The book merges memoir, cultural critique and polemic with a “look-who-I’ve-slept-with” bravura. Along the way, it attempts to deconstruct bisexual behavior and elbow its place onto feminist and queer agendas. Time will tell whether this gives the “B” in LGBTQ organizations more clout or adds bisexual demands to feminist wish-lists.
“Bisexuality, like feminism, has freedom at its root,” Baumgardner writes, “the need to have more, not less, to say ‘and’ not ‘or.’” She sees bisexuality’s political invisibility as a reflection of society’s love of the binary and desire to keep things simple – straight or gay, normal or deviant.
Of course, life is rarely this cut-and-dry. Baumgardner heralds public figures like Ani DiFranco, Anne Heche and Alice Walker as exemplars of sexual freedom, because they have publicly affirmed their bisexuality. This, she argues, forces conversations open. Furthermore, it shifts the domestic paradigm, creating what she calls “gay expectations” – intimacy, openness and female orgasms – in straight relationships, and “straight expectations” – visibility, marriage, children – in queer ones.
In some ways she’s right, and celebrities are to be commended any time they publicly declare their identity or politics. Nonetheless, I’m not 100 percent sold on the argument. The chasm between superstars and regular folks is enormous, and their example is no more likely to lead to tolerance than Ciara’s ode to abstinence, a song called Goodies, will slam a psychic chastity belt on horny adolescents.
Similarly, when Baumgartner writes that,“College campuses are good barometers of this moment in history” because they are rife with bisexual exploration, she is getting only part of the story. According to the American Council on Education, less than half of U.S. residents get college degrees. What’s more, commuter schools, including community colleges, are vastly different from institutions in which students live in dorms; the experimentation rampant at Princeton or Smith is far less likely at Nassau Community College.
Yet in all spheres, people do check each other out, and anyone or anything that encourages openness is to be lauded. Baumgardner’s assessment of her own relationships illustrates what it means to adopt a consciously chosen identity. Honest and forthright, she questions whether the Jennifer who dates men is “just a straight girl,” then analyzes what “just” means. Her candor is refreshing.
At the same time, I wished that she had paid less attention to Freudian missteps and turned, instead, to helping people appreciate the continuum of desire and concomitant behavior at the core of human existence. Such understanding might mitigate the trend of men denying that they have sex with other men in order to preserve the illusion of heterosexuality. It might also allow those who eschew monogamy to talk about ways to safely love multiple partners, a topic that tends to be avoided despite many people’s forays in this terrain.

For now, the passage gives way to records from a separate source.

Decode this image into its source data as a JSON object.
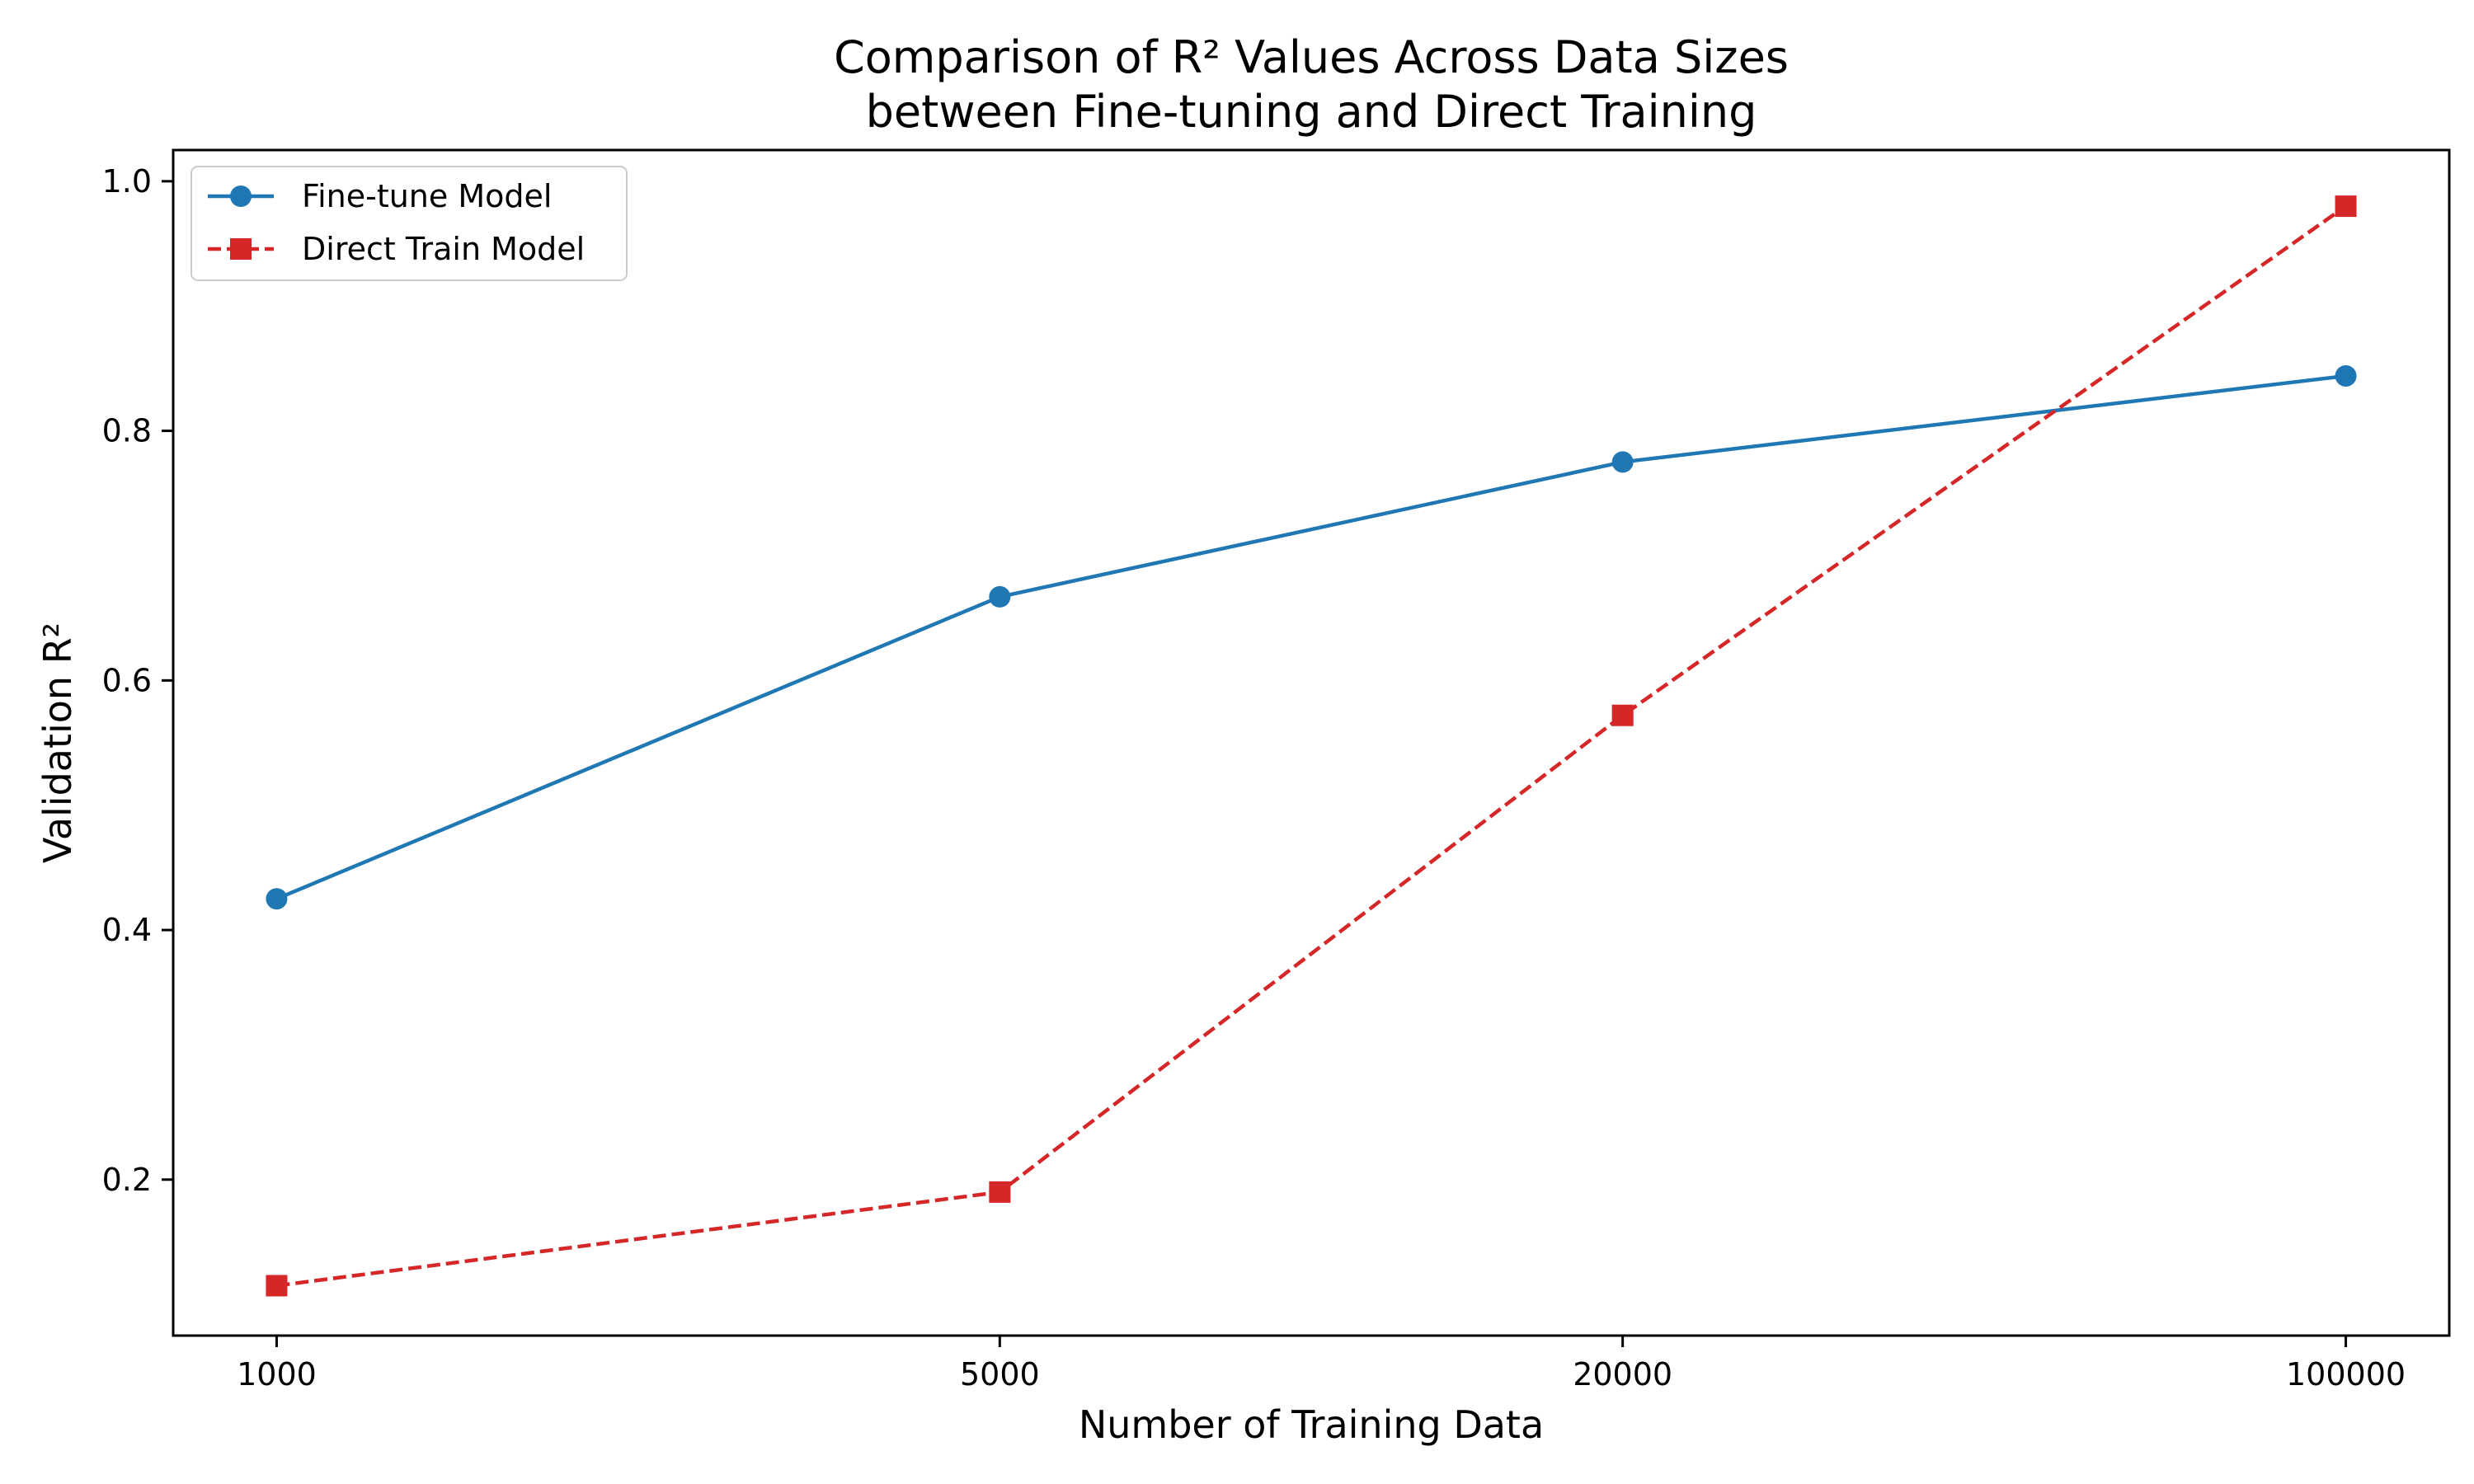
{
  "chart_data": {
    "type": "line",
    "title": "Comparison of R² Values Across Data Sizes",
    "subtitle": "between Fine-tuning and Direct Training",
    "xlabel": "Number of Training Data",
    "ylabel": "Validation R²",
    "x_scale": "categorical (evenly spaced by log of value)",
    "categories": [
      "1000",
      "5000",
      "20000",
      "100000"
    ],
    "x": [
      1000,
      5000,
      20000,
      100000
    ],
    "ylim": [
      0.075,
      1.025
    ],
    "yticks": [
      0.2,
      0.4,
      0.6,
      0.8,
      1.0
    ],
    "ytick_labels": [
      "0.2",
      "0.4",
      "0.6",
      "0.8",
      "1.0"
    ],
    "grid": false,
    "legend_position": "upper-left",
    "series": [
      {
        "name": "Fine-tune Model",
        "values": [
          0.425,
          0.667,
          0.775,
          0.844
        ],
        "color": "#1f77b4",
        "line_style": "solid",
        "marker": "circle"
      },
      {
        "name": "Direct Train Model",
        "values": [
          0.115,
          0.19,
          0.572,
          0.98
        ],
        "color": "#d62728",
        "line_style": "dashed",
        "marker": "square"
      }
    ]
  }
}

Despite these flaws, Look Both Ways is important. Sassy, bold and cleverly written, Baumgardner celebrates bisexual women as major players in the pro-sex feminist movement. Likewise, she reminds us that political and psychic liberation are entwined, that social reorganization requires that we address the impulses that goad our behavior. Lastly, she revels in her power to attract and go after what and whom she wants. The power to objectify, coupled with subverting the male gaze, can be heady. Take it, she tells us, and don’t look back.